The controversy – which fueled violence in the Middle East and Africa, boycotts of Danish products, and tensions between Denmark and Islamic nations – opened our eyes to the ferocity of that conflict. But it did not produce the needed resolve across the West to ensure that freedom continues to prevail.
Four years later, freedom of the press – and free expression in general – remains under attack on a host of fronts across the West. Many, though not all, of the attacks are rooted in religious sensitivity. Some play out in courtrooms, others in the court of public opinion. And, most disheartening, some derive not from attacks from the outside but from self-censorship to prevent such attacks.
The International Free Press Society, which proclaimed International Free Press Day, is marking the occasion by sponsoring a public tour in the United States for Kurt Westergaard, who penned perhaps the most controversial of the 12 Danish cartoons – the one of the prophet with a bomb in his turban.
Westergaard was later forced to take a state security detail after Islamic extremists placed a $1 million price on his head, and he was the subject of an assassination plot that Danish police discovered early this year. A day after that discovery, other Danish newspapers published the same cartoon in a show of solidarity with him and his cause. More recently, he emerged from hiding to contribute fresher cartoons, satirizing Islam and politicians who appease its radicals, to a book.

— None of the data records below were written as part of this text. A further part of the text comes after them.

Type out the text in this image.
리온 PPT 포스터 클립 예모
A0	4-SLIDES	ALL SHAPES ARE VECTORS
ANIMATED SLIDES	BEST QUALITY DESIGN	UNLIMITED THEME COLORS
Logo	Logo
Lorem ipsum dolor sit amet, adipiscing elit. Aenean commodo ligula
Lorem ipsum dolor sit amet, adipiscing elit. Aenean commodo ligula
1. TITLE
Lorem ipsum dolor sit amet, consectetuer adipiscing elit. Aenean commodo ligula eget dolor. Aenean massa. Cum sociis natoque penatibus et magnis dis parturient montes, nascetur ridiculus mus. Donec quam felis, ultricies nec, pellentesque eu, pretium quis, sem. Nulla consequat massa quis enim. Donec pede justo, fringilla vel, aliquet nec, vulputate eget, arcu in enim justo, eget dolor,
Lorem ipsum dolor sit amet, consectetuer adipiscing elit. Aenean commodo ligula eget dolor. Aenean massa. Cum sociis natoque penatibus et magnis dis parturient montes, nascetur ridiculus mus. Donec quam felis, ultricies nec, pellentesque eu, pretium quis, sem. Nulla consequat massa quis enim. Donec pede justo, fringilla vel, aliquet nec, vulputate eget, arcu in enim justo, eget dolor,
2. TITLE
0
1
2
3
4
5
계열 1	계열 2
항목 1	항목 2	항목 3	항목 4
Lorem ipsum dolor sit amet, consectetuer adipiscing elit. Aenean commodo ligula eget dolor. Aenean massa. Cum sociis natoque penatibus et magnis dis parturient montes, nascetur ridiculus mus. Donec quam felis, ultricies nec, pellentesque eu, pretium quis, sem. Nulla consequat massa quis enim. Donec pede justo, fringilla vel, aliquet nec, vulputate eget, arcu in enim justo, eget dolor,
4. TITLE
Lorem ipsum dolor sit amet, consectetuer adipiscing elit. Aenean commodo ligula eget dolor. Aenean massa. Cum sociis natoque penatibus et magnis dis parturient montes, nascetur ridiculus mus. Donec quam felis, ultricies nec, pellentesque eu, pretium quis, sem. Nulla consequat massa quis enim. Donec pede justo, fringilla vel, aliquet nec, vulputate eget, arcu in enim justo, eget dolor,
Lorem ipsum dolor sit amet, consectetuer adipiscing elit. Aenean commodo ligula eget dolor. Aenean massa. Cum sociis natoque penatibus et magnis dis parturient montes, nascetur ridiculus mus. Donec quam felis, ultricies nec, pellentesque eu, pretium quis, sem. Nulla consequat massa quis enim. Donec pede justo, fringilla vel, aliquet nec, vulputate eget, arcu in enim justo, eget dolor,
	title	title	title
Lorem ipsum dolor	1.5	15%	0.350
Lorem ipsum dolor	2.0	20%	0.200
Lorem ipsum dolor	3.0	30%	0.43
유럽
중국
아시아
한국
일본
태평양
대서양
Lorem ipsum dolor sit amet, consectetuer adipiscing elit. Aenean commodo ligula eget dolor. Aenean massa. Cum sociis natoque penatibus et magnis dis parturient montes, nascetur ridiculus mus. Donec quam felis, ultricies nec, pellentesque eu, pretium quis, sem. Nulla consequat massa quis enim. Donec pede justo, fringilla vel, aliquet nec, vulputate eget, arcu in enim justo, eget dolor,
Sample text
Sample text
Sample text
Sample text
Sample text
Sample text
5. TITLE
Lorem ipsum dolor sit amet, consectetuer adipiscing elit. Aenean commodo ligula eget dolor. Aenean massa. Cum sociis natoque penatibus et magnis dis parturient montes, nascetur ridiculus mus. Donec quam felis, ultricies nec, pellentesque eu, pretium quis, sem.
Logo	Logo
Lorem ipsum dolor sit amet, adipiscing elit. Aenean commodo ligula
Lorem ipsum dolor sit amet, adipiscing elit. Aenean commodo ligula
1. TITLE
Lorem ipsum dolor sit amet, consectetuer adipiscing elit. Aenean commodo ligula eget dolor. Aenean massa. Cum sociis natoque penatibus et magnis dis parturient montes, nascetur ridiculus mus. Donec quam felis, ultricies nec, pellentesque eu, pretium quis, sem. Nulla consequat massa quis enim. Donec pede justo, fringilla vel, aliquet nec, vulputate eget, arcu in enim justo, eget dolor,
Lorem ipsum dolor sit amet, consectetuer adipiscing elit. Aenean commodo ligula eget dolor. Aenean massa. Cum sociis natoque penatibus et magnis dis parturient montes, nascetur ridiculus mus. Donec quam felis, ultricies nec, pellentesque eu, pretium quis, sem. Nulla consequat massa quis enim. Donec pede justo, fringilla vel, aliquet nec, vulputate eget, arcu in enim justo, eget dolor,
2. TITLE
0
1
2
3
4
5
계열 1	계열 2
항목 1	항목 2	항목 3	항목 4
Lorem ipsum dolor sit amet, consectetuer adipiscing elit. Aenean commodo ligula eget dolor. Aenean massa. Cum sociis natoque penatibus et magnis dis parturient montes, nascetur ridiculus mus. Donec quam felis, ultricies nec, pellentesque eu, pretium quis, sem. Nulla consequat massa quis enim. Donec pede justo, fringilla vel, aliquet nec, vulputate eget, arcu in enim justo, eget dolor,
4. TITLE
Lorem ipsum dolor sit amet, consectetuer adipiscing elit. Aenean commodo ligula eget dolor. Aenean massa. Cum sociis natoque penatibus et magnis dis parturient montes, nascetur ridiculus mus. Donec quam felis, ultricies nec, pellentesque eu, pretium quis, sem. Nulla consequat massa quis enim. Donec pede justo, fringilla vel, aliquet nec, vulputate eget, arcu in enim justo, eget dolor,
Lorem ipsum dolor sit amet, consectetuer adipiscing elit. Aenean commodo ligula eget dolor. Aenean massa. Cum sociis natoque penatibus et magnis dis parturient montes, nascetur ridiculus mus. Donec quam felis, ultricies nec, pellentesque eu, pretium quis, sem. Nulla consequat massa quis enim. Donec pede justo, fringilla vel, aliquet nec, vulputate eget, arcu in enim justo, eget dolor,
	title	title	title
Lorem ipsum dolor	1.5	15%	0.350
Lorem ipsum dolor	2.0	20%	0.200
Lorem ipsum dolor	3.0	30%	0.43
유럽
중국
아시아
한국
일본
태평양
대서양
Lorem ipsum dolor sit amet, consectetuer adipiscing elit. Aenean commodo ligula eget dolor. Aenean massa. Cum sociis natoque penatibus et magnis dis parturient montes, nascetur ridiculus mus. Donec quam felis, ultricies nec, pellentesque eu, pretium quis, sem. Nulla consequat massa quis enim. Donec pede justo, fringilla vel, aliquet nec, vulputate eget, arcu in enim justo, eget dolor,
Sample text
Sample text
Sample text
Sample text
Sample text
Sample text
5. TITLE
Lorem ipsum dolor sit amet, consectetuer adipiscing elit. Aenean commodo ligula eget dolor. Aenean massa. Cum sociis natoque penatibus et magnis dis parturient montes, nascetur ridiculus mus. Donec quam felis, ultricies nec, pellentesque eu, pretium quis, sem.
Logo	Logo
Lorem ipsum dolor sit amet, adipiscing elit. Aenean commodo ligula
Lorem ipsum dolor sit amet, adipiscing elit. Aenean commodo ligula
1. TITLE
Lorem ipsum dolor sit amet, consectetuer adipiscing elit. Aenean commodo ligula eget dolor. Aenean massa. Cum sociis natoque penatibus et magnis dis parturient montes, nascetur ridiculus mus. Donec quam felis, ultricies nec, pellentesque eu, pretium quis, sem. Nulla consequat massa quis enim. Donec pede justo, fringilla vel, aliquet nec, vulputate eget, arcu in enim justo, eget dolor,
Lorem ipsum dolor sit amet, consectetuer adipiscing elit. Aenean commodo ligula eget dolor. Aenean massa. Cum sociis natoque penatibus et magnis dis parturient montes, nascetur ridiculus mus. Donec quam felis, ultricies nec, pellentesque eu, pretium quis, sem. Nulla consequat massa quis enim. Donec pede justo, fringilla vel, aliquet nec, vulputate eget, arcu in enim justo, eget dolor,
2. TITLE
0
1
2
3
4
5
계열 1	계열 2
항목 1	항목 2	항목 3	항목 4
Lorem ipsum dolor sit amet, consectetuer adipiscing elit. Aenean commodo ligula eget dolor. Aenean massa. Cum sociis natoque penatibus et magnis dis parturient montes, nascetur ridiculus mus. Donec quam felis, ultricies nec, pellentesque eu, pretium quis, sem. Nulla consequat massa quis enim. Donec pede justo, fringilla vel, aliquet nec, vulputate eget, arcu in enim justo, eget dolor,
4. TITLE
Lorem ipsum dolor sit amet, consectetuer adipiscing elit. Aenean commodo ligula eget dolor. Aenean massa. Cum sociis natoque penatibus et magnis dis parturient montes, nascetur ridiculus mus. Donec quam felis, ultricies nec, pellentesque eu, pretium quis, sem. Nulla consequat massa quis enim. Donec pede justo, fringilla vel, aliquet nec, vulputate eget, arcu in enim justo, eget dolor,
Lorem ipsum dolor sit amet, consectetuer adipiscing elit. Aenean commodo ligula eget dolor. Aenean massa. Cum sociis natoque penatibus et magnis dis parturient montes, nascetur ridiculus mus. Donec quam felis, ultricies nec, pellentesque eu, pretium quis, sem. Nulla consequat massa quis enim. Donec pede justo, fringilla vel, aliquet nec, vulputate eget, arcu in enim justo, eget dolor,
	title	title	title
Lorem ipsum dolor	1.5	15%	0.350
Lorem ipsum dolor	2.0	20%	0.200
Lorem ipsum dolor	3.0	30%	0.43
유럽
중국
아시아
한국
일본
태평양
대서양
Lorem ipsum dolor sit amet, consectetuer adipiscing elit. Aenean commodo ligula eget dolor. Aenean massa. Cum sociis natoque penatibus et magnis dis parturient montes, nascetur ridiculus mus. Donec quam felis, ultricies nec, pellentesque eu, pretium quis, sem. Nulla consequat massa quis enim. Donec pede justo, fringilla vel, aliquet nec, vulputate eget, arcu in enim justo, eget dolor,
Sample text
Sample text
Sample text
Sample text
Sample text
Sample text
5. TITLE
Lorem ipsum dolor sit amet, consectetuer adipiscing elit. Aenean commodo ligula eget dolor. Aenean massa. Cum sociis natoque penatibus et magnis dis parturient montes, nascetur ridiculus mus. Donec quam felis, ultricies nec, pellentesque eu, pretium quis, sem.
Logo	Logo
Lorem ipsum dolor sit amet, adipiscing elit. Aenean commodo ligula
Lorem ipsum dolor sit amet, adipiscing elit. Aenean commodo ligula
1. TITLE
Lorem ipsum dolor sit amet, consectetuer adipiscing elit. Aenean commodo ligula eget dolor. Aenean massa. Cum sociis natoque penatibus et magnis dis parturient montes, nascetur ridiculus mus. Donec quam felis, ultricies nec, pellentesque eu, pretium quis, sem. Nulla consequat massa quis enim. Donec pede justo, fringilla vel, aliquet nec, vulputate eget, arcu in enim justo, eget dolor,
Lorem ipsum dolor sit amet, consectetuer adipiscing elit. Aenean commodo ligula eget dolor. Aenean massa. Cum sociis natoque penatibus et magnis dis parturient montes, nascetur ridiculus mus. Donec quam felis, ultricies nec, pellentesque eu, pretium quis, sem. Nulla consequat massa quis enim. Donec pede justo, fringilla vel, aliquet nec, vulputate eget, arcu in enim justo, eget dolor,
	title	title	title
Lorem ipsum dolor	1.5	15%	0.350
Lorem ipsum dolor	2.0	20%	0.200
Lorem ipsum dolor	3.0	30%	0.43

Westergaard is scheduled to visit New York City, Yale, and Princeton. His stop in New Haven should prove particularly interesting, for the Yale University Press in recent weeks forced the author of a forthcoming book on the cartoon controversy to withdraw the 12 cartoons from the finished product.
Officials said that, after consulting with experts, they feared that publishing the cartoons might incite more violence. Other experts scoffed at the notion and, in a protest, one removed his favorable blurb from the book.
Free-speech advocates, meanwhile, complained that, as the National Coalition Against Censorship wrote to Yale President Richard Levin and members of Yale’s governing corporation, “this misguided action establishes a dangerous precedent that threatens academic and intellectual freedom around the world.”
The same pattern of strident attack and inconsistent response is playing out in other venues around the world.
Take, for instance, the practice known as “libel tourism,” in which foreigners sue writers and publishers in British courts – which put the libel burden on writers – to shield themselves from public criticism. They gain standing in Britain when, say, a book published in New York sells a few copies in London.
The leading practitioner of libel tourism, Saudi billionaire Khalid bin Mahfouz, died in late August. He had sued more than 40 writers and publishers, according to one of his targets, the writer Rachel Ehrenfeld. She claimed that he had raised funds for al Qaeda before the September 11, 2001 attacks.
Several states, including Ehrenfeld’s home state of New York, have enacted laws to protect their home-grown writers from judgments in lax overseas libel courts. But, while the House passed a version of federal legislation, a stronger version remains bottled up in the House and Senate. So, while bin Mahfouz is gone, the threat of libel tourism for writers across the United States remains.
Meanwhile, the multi-national Organization of the Islamic Conference is seeking to use the United Nations, its Human Rights Council, and other bodies to create global rules to shield Islam from attack.
And, in another corresponding effort at self-censorship, the United States and other Western governments have taken steps to ensure that their official communications do not suggest ties between terrorism and Islam.
The creation of International Free Press Day is a welcome development. If it stiffens the collective Western spine to protect our highest values from attack, it will prove a worthy endeavor.